REF: (A) 08 STATE 134465 (B) 08 STATE 113810

UNCLAS STATE 031659


E.O. 12958: N/A
TAGS: ECON EFIN KPAO
SUBJECT: KEY THEMES AND FACT SHEET ON LONDON G20 SUMMIT

REF: (A) 08 STATE 134465 (B) 08 STATE 113810


1. (U) This cable provides key themes and messages for
posts' use in commenting on the April 2 London Summit.
A detailed fact sheet outlining U.S. goals and
objectives for the Summit is reproduced at para 3 below.
The fact sheet has already been released to the U.S.
press and may be distributed at post.


2. (U) For updated press statements, public remarks,
and other information related to the Summit, posts
should refer to Infocentral.

KEY MESSAGES
--------------

-- As the President has emphasized, we face a global
financial and economic crisis which requires a
coordinated global response.

-- The G-20 countries must take bold, comprehensive and
coordinated action on two key fronts - first to restart
global growth now, and secondly to reform the
supervisory and regulatory framework so that similar
crises do not happen again.

-- For our part, the United States has taken dramatic
and unprecedented action to put our own economic house
in order - by approving a far-reaching economic stimulus
package, by taking steps to stabilize our financial
system and restart the flow of credit, and by
comprehensively reforming our supervisory and regulatory
structure.

-- To assist those countries hit hard by the global
crisis, the United States and its global partners are
moving to significantly increase the resources available
to the international financial institutions.

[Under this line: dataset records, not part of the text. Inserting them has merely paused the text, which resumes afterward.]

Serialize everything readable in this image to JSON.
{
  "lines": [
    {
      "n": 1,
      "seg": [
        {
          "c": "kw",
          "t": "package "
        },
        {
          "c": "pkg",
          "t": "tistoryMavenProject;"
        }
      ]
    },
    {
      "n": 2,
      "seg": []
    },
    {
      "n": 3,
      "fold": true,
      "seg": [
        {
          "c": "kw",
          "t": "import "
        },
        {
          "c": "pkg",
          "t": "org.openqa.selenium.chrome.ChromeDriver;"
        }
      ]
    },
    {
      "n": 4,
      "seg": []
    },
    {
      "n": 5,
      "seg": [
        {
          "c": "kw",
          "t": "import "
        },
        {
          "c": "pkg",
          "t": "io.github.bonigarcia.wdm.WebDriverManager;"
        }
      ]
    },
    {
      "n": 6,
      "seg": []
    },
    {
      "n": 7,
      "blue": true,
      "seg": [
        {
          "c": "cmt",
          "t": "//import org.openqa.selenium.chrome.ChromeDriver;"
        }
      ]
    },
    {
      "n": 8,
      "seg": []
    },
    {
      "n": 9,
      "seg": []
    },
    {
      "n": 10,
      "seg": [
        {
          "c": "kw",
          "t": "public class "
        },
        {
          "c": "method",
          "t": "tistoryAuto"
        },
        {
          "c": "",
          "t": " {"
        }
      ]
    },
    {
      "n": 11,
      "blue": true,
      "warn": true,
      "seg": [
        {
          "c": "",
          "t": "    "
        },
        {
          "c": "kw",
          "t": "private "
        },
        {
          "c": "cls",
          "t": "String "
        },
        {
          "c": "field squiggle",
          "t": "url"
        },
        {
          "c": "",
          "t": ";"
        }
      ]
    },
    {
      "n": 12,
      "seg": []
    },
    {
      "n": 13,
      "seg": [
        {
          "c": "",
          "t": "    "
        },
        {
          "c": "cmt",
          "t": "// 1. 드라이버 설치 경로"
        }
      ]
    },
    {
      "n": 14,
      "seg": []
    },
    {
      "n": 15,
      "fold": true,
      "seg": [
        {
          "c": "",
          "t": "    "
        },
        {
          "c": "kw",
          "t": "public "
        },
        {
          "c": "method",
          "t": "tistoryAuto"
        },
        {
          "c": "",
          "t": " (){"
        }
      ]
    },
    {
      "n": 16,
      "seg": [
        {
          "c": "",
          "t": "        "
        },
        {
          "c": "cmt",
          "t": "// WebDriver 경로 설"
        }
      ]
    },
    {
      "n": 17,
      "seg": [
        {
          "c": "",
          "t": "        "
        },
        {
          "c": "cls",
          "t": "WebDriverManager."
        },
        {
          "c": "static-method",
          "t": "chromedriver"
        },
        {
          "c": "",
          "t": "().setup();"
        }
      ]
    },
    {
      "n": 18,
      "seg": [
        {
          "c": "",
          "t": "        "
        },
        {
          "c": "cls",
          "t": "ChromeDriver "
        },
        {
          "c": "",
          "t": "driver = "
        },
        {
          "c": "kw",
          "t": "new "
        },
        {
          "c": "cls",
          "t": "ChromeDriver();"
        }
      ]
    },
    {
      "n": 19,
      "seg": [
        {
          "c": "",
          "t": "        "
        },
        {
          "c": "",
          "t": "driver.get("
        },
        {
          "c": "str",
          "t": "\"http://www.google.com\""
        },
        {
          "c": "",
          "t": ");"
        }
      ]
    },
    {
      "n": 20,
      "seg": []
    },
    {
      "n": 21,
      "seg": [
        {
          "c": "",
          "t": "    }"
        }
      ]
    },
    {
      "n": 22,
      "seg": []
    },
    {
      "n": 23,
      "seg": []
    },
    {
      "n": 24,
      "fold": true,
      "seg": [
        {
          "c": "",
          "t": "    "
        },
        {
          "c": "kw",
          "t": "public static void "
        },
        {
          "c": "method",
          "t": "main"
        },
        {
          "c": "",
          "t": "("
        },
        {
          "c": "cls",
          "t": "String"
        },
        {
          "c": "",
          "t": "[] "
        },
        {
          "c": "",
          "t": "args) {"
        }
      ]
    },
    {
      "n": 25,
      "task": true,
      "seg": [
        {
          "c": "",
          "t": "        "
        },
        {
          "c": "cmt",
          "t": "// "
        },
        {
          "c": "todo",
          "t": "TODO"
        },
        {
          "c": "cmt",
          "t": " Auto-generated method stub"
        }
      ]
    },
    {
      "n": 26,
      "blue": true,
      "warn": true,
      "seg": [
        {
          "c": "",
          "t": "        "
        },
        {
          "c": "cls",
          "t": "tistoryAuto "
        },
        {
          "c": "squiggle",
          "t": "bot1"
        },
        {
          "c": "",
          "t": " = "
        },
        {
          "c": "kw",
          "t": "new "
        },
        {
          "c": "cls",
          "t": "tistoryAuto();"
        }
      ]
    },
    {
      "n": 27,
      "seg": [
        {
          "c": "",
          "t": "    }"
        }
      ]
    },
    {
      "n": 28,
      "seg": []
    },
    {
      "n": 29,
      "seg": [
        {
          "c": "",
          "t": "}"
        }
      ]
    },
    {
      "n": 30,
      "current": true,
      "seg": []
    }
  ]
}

-- We also strongly support modernizing the governance
of the IFIs to better reflect the realities of today's
world economy.

-- Open markets for trade and investment have been a key
driver of world prosperity, and we must resist the
temptation of protectionist measures and economic
nationalism as we fashion a response to the crisis.

-- As this crisis unfolds, we must also pay attention to
the special needs of the poorest. The United States
remains committed to ensuring that the multilateral
development banks and the IMF have the sufficient
resources to fulfill their missions, and to substantial
increases in our own national programs.


FACT SHEET ON THE LONDON ECONOMIC SUMMIT
--------------

3. (U) The Fact Sheet below was developed by the
Treasury and can be used to explain U.S. goals and
objectives going into the April 2 Summit. It was
released to the press on March 31 and may be distributed
at post.

Begin text:


President Obama and world leaders will gather in London
representing more than 20 countries and more than 85
percent of the global economy. At no time since World
War II have world leaders come together in the same way
to address economic challenges and the international
financial system. With global income set to decline for
the first time in 60 years and unemployment rising in
nearly every country, this is a global crisis and it
requires a coordinated global response.

During the course of the meeting, Leaders will discuss
the path to global growth and recovery and efforts to
avert future crises of this magnitude. The G-20
countries together must take aggressive action on two
fronts - first to ensure economic recovery and restart
global growth and second to reform the supervisory and
regulatory framework to prevent economic crises from
occurring in the future while encouraging innovation and
growth. These policies will affect the economic well-
being of the world's population for generations to come.
For our part, the Obama Administration has taken
decisive action to stimulate domestic economic growth,
restore the health of our banks, provide credit to
households and businesses, and develop a regulatory and
supervisory structure to ensure such a crisis never
happens again.

Improving the health of the U.S. economy is good for the
world, just as a robust global economy is necessary to
support U.S. exports, jobs, and growth at home.
Moreover, export growth was responsible for half or more
of U.S. economic growth in the first three quarters of

2008. These exports depend crucially on economic growth
in our trading partners, as the economies of our trading
partners have faltered, our exports have declined.
Increasingly, our exports are going to emerging markets
- markets that have been hard hit both by the global
downturn and by a decline in international lending.
Against this backdrop, the United States is taking
concerted actions to jumpstart growth, promote financial
stability, and lay the groundwork for financial sector
reform both here at home and abroad.

KEY OBJECTIVES OF THE SUMMIT

-- Renewing our commitment to coordinated and
comprehensive action to boost demand and jobs and to
take whatever action is necessary until growth is
restored.
-- Acting forcefully to fix the financial system to get
lending moving again.
-- Discouraging protectionism and economic nationalism.
-- Ensuring sufficient resources and tools to address
the impact of crisis on emerging markets and developing
countries, including the poorest.
-- Ensuring that all systemically-important financial
firms and products are subject to strong oversight.
-- Taking action to strengthen international standards
for weakly-regulated jurisdictions in the prudential,
tax haven, and money laundering areas.
-- Adopting a robust international regulatory framework
to prevent crises of this kind from occurring again.


A STRONG RECORD AT HOME

The United States has taken a leading role in supporting
economic growth and regulatory reform.

-- The American Recovery and Reinvestment Act, passed by
Congress and signed into law by President Obama in
February will inject $787 billion into the economy over
the next two years, creating or saving 3.5 million jobs.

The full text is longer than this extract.